KENELM slept in London that night, and, the next day, being singularly
fine for an English summer, he resolved to go to Moleswich on foot.
He had no need this time to encumber himself with a knapsack; he had
left sufficient change of dress in his lodgings at Cromwell Lodge.

It was towards the evening when he found himself in one of the
prettiest rural villages by which


"Wanders the hoary Thames along
His silver-winding way."


It was not in the direct road from London to Moleswich, but it was a
pleasanter way for a pedestrian. And when, quitting the long street
of the sultry village, he came to the shelving margin of the river, he
was glad to rest a while, enjoy the cool of the rippling waters, and
listen to their placid murmurs amid the rushes in the bordering
shallows.

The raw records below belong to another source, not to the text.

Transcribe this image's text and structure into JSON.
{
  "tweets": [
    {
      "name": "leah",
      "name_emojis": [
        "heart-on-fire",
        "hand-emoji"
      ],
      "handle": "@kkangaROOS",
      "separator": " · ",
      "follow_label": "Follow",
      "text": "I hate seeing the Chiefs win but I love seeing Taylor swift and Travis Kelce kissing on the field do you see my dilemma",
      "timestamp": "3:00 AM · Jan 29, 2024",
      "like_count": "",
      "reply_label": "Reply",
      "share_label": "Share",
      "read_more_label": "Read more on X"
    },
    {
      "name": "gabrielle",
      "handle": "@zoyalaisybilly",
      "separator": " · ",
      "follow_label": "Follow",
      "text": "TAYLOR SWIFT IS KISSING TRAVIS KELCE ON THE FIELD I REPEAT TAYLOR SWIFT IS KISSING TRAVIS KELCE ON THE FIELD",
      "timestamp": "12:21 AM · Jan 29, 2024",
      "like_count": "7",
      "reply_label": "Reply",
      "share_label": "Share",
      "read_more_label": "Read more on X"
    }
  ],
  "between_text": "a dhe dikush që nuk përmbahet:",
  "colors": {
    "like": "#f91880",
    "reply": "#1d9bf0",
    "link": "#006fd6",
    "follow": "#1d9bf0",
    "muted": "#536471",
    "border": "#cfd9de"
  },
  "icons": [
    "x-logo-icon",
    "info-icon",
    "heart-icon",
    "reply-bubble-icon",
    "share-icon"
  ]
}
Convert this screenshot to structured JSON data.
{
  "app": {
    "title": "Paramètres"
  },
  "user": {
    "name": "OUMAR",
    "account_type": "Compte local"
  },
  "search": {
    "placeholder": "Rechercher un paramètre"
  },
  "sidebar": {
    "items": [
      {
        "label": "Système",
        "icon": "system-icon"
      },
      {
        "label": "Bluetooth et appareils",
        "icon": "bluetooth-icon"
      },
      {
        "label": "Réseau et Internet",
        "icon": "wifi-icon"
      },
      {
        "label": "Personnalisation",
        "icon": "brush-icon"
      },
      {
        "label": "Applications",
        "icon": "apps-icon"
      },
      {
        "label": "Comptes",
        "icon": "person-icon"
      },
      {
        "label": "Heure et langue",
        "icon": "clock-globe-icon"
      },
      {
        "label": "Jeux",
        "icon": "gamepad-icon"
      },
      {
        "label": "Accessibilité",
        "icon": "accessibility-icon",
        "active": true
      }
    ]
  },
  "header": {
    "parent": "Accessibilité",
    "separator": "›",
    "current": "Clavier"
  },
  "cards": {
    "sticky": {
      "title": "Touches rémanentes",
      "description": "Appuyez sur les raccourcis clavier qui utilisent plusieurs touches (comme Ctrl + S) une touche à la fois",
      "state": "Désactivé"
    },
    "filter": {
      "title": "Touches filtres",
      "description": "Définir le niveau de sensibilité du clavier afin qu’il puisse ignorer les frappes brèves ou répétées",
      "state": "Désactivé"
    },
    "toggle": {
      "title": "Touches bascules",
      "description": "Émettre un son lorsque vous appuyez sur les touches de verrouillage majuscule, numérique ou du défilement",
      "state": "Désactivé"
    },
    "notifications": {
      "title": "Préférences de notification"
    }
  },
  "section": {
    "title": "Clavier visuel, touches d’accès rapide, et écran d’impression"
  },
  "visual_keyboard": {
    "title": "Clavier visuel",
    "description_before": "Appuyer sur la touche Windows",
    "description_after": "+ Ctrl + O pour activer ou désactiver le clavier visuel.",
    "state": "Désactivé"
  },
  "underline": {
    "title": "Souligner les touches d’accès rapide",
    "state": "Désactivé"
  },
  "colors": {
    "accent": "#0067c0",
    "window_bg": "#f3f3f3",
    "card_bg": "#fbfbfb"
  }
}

He had ample time before him. His rambles while at
Cromwell Lodge had made him familiar with the district for miles round
Moleswich, and he knew that a footpath through the fields at the right
would lead him, in less than an hour, to the side of the tributary
brook on which Cromwell Lodge was placed, opposite the wooden bridge
which conducted to Grasmere and Moleswich.

To one who loves the romance of history, English history, the whole
course of the Thames is full of charm. Ah! could I go back to the
days in which younger generations than that of Kenelm Chillingly were
unborn, when every wave of the Rhine spoke of history and romance to
me, what fairies should meet on thy banks, O thou our own Father
Thames! Perhaps some day a German pilgrim may repay tenfold to thee
the tribute rendered by the English kinsman to the Father Rhine.

Listening to the whispers of the reeds, Kenelm Chillingly felt the
haunting influence of the legendary stream. Many a poetic incident or
tradition in antique chronicle, many a votive rhyme in song, dear to
forefathers whose very names have become a poetry to us, thronged
dimly and confusedly back to his memory, which had little cared to
retain such graceful trinkets in the treasure-house of love. But
everything that, from childhood upward, connects itself with romance,
revives with yet fresher bloom in the memories of him who loves.

And to this man, through the first perilous season of youth, so
abnormally safe from youth's most wonted peril,--to this would-be
pupil of realism, this learned adept in the schools of a Welby or a
Mivers,--to this man, love came at last as with the fatal powers of
the fabled Cytherea; and with that love all the realisms of life
became ideals, all the stern lines of our commonplace destinies
undulated into curves of beauty, all the trite sounds of our every-day
life attuned into delicacies of song. How full of sanguine yet dreamy
bliss was his heart--and seemed his future--in the gentle breeze and
the softened glow of that summer eve! He should see Lily the next
morn, and his lips were now free to say all that they had as yet
suppressed.

Suddenly he was roused from the half-awake, half-asleep happiness that
belongs to the moments in which we transport ourselves into Elysium,
by the carol of a voice more loudly joyous than that of his own
heart--


"Singing, singing,
Lustily singing,
Down the road, with his dogs before,
Came the Ritter of Nierestein."


Kenelm turned his head so quickly that he frightened Max, who had for
the last minute been standing behind him inquisitively with one paw
raised, and sniffing, in some doubt whether he recognized an old
acquaintance; but at Kenelm's quick movement the animal broke into a
nervous bark, and ran back to his master.

The minstrel, little heeding the figure reclined on the bank, would
have passed on with his light tread and his cheery carol, but Kenelm
rose to his feet, and holding out his hand, said, "I hope you don't
share Max's alarm at meeting me again?"